Un braccio caldo e confortevole mi carezza la schiena, e la voce di mia madre mi solletica l’orecchio. Dice di stare tranquillo, che andrà tutto bene, che me lo promette. Vuole che la guardi negli occhi, è Sara, mi basta il riverbero della luce sulle mie palle, per riconoscerla. Le credo perché ha la voce di mia madre. E le cose vanno meglio e anche se ho paura, fingere si può, e facciamo finta che tutto andrà bene perché il mondo è bello, e non capitano mai le cose che si sentono al telegiornale. Sono storie montate, quelle, falsi costruiti ad arte, pura finzione. Facciamo finta che sono un eroe, allora, che avanzo nel buio come un soldato e riesco a fare fuori questo stronzo con un colpo di Judo, facciamo finta che lui chieda pietà e io non gliela conceda, facciamo finta che sia sicuro di me e per niente spaventato, che sia sudore quello che mi imperla le cosce e i polpacci e mi sfrigola tra le dita dei piedi. Ma sì… facciamo finta! mi dico, e parto come un robot contro la luce accecante. Chiunque ci sia dall’altra parte non la prende bene. Urla, mi dice di fermarmi ma non posso, sono nudo, puzzo di urina e ho i tremori, la gola chiusa, un incendio nel naso e la sensazione che sverrò da un momento all’altro. Ed è per questo che non posso. Il semplice fatto di sapere che sto per svenire, me lo impedisce, così so che non accadrà, che non sverrò, non cadrò, non morirò perché ho toccato il fondo, ragazzi, e ora sono invincibile. È così che mi sento. Se non mi ha ammazzato la vergogna, e non l’hanno fatto l’umiliazione e la paura, se non l’ha fatto questo stronzo psicopatico, allora non può farlo nessuno. È questa semplice consapevolezza a spingermi oltre la luce. Le mie mani trovano subito la sua e stringono. La torcia cade e si spegne nello schianto. Mi sa che gli spezzo il polso. Provo un piacere sotterraneo nel sentire la sua voce che guizza in acuti diversi a secondo del tipo di tortura che infliggo alla sua articolazione in frantumi. È come suonare uno strumento nuovo ancora da accordare. Faccio un altro passo avanti nel buio più totale e senza accorgermene gli pesto un piede. È nudo anche lui e sudato, tanto che quasi gli scivolo addosso ma è lui a cadere all’indietro. Le sue chiappe flaccide contro i mattoni dell’androne e l’eco puntuale producono un applauso. Ha sbattuto l’osso sacro, il poveruomo, e se ne lamenta. Solo ora sento odore di vino, il signore è ubriaco.

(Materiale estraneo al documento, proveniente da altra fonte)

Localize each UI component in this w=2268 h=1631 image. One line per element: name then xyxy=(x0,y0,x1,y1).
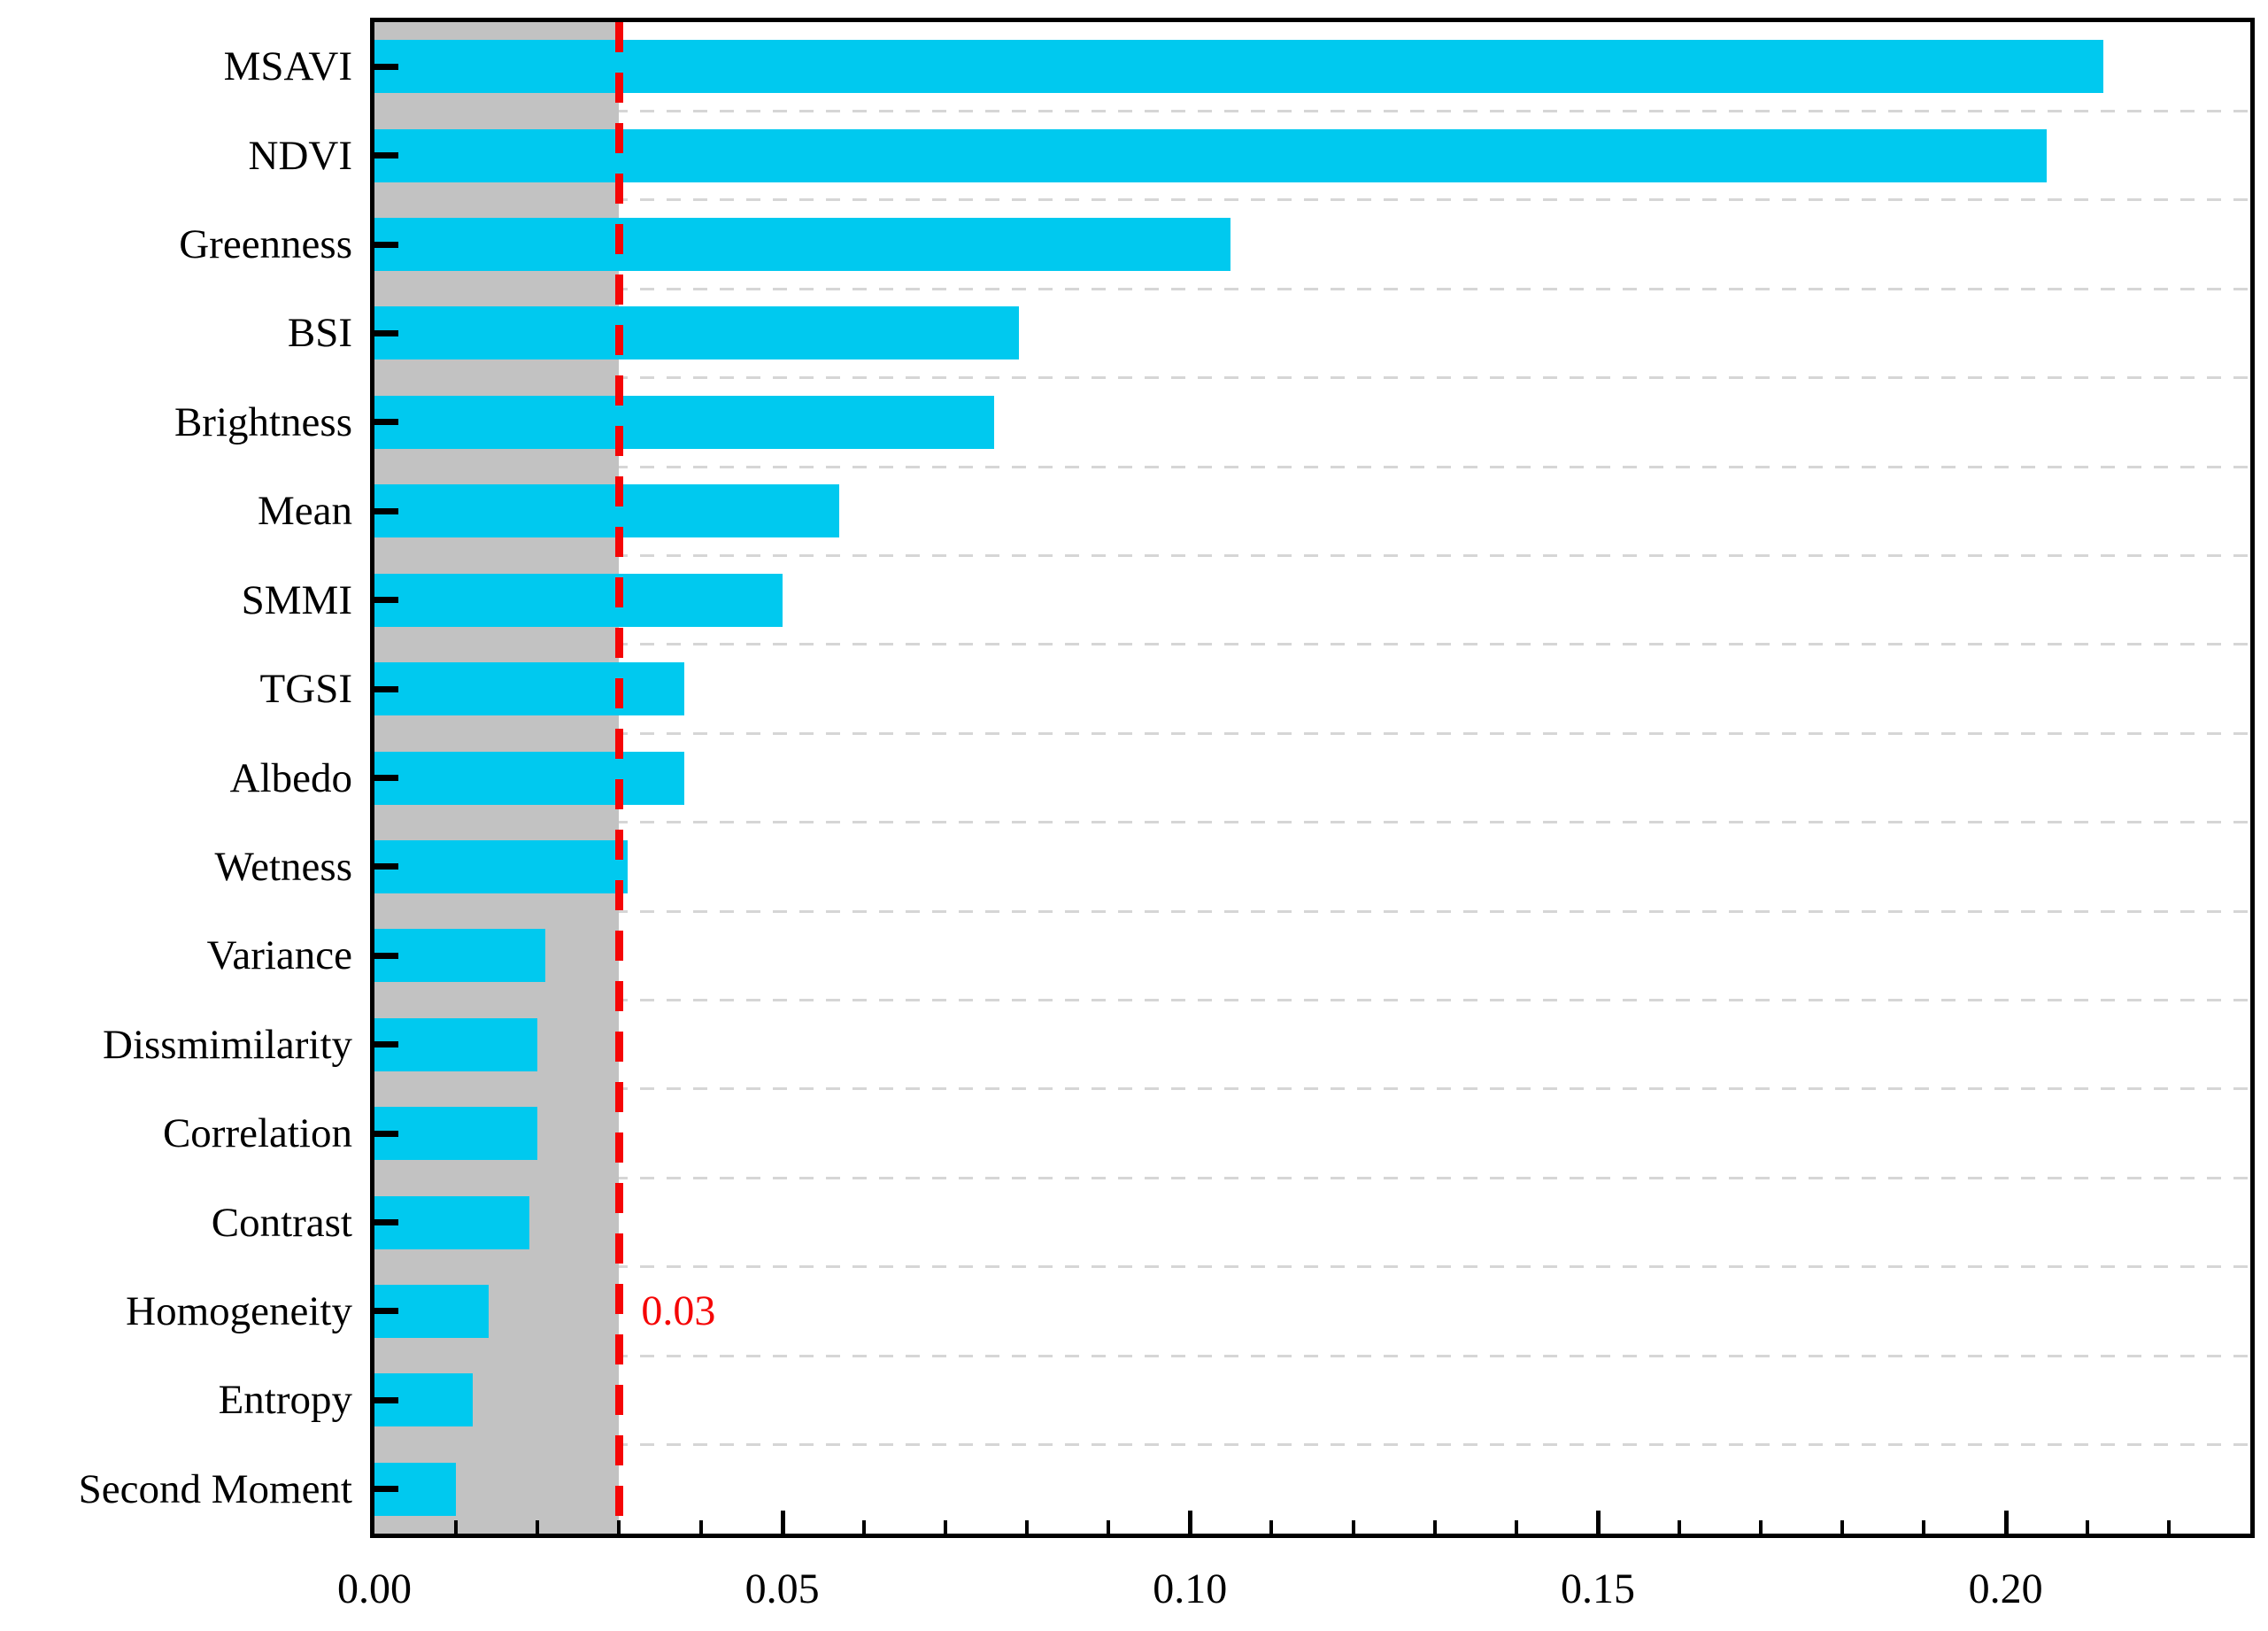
y-tick-label: SMMI xyxy=(241,576,352,623)
y-tick xyxy=(374,241,398,248)
gridline xyxy=(374,1265,2250,1269)
y-tick-label: Second Moment xyxy=(78,1465,352,1512)
x-minor-tick xyxy=(1514,1520,1518,1534)
x-tick-label: 0.00 xyxy=(337,1565,412,1612)
y-tick xyxy=(374,1130,398,1137)
x-minor-tick xyxy=(1269,1520,1274,1534)
gridline xyxy=(374,376,2250,380)
bar-tgsi xyxy=(374,662,685,716)
plot-area: 0.03 xyxy=(370,18,2255,1538)
y-tick xyxy=(374,863,398,870)
bar-dissmimilarity xyxy=(374,1017,538,1071)
y-tick-label: NDVI xyxy=(248,132,352,179)
gridline xyxy=(374,1176,2250,1179)
x-major-tick xyxy=(1188,1511,1193,1534)
y-tick xyxy=(374,1219,398,1226)
y-tick xyxy=(374,1486,398,1493)
gridline xyxy=(374,198,2250,202)
y-tick xyxy=(374,1308,398,1315)
bar-correlation xyxy=(374,1107,538,1161)
y-tick xyxy=(374,597,398,604)
y-tick xyxy=(374,152,398,159)
bar-contrast xyxy=(374,1195,530,1249)
y-tick-label: Greenness xyxy=(179,221,352,268)
bar-albedo xyxy=(374,751,685,805)
y-tick-label: Entropy xyxy=(218,1377,352,1424)
y-tick xyxy=(374,775,398,781)
bar-smmi xyxy=(374,573,783,627)
bar-brightness xyxy=(374,395,995,449)
y-tick xyxy=(374,685,398,692)
bar-mean xyxy=(374,484,840,538)
y-tick-label: Brightness xyxy=(174,398,352,445)
x-minor-tick xyxy=(1351,1520,1355,1534)
x-minor-tick xyxy=(1107,1520,1111,1534)
gridline xyxy=(374,465,2250,468)
bar-greenness xyxy=(374,218,1231,272)
y-tick-label: Correlation xyxy=(162,1110,352,1157)
y-tick-label: Dissmimilarity xyxy=(103,1021,352,1068)
y-tick-label: Homogeneity xyxy=(126,1287,352,1334)
x-minor-tick xyxy=(536,1520,540,1534)
y-tick xyxy=(374,507,398,514)
y-tick xyxy=(374,63,398,70)
x-major-tick xyxy=(2003,1511,2009,1534)
x-major-tick xyxy=(780,1511,785,1534)
gridline xyxy=(374,643,2250,646)
y-tick xyxy=(374,419,398,426)
y-tick-label: BSI xyxy=(287,310,352,357)
gridline xyxy=(374,553,2250,557)
threshold-label: 0.03 xyxy=(641,1287,716,1334)
x-tick-label: 0.10 xyxy=(1153,1565,1228,1612)
x-minor-tick xyxy=(454,1520,459,1534)
x-minor-tick xyxy=(2166,1520,2171,1534)
bar-ndvi xyxy=(374,128,2047,182)
y-tick-label: TGSI xyxy=(259,666,352,713)
gridline xyxy=(374,999,2250,1002)
x-minor-tick xyxy=(1922,1520,1926,1534)
x-minor-tick xyxy=(2085,1520,2089,1534)
y-tick-label: MSAVI xyxy=(223,43,352,90)
x-major-tick xyxy=(1595,1511,1601,1534)
gridline xyxy=(374,1087,2250,1091)
gridline xyxy=(374,109,2250,112)
gridline xyxy=(374,731,2250,735)
y-tick-label: Contrast xyxy=(211,1199,352,1246)
bar-bsi xyxy=(374,306,1019,360)
x-tick-label: 0.15 xyxy=(1560,1565,1635,1612)
gridline xyxy=(374,1443,2250,1447)
gridline xyxy=(374,821,2250,824)
x-minor-tick xyxy=(861,1520,866,1534)
x-minor-tick xyxy=(1678,1520,1682,1534)
x-minor-tick xyxy=(1759,1520,1763,1534)
y-tick-label: Mean xyxy=(257,488,352,535)
threshold-line xyxy=(614,22,623,1534)
y-tick-label: Wetness xyxy=(214,843,352,890)
bar-msavi xyxy=(374,40,2104,94)
x-minor-tick xyxy=(1840,1520,1845,1534)
gridline xyxy=(374,909,2250,913)
x-tick-label: 0.05 xyxy=(744,1565,820,1612)
bar-variance xyxy=(374,929,546,983)
x-minor-tick xyxy=(1432,1520,1437,1534)
y-tick xyxy=(374,952,398,959)
bar-wetness xyxy=(374,839,628,893)
y-tick xyxy=(374,1396,398,1403)
y-tick-label: Variance xyxy=(206,932,352,979)
y-tick-label: Albedo xyxy=(229,754,352,801)
x-minor-tick xyxy=(1025,1520,1030,1534)
x-minor-tick xyxy=(943,1520,947,1534)
gridline xyxy=(374,1354,2250,1357)
gridline xyxy=(374,287,2250,290)
y-tick xyxy=(374,329,398,336)
y-tick xyxy=(374,1041,398,1048)
x-tick-label: 0.20 xyxy=(1968,1565,2043,1612)
x-minor-tick xyxy=(698,1520,703,1534)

Vi prego… amici della notte vi darò quello che volete”, biascica, “ma lasciatemi andare, non chiamate la polizia io non v’ho fatto niente…”

Sara vomita. Le chiedo se va tutto bene. Mi risponde con un no tremolante e gli si lancia contro e in un attimo gli è sopra e lo riempie di pugni e calci e strepiti ma è tutto troppo confuso e scuro. Raccolgo i nostri vestiti e mi preparo ad uscire come fossimo stati da amici e percepisco l’aria di fuori e sento le urla della festa sopra le grida del nostro amico.

Quando Sara mi raggiunge sulla soglia, luccica come la madreperla e i suoi altezzosi capezzoli mi provocano con successo.

Esco da quel portone con un curioso pensiero per la testa. “Non l’ho visto in faccia…”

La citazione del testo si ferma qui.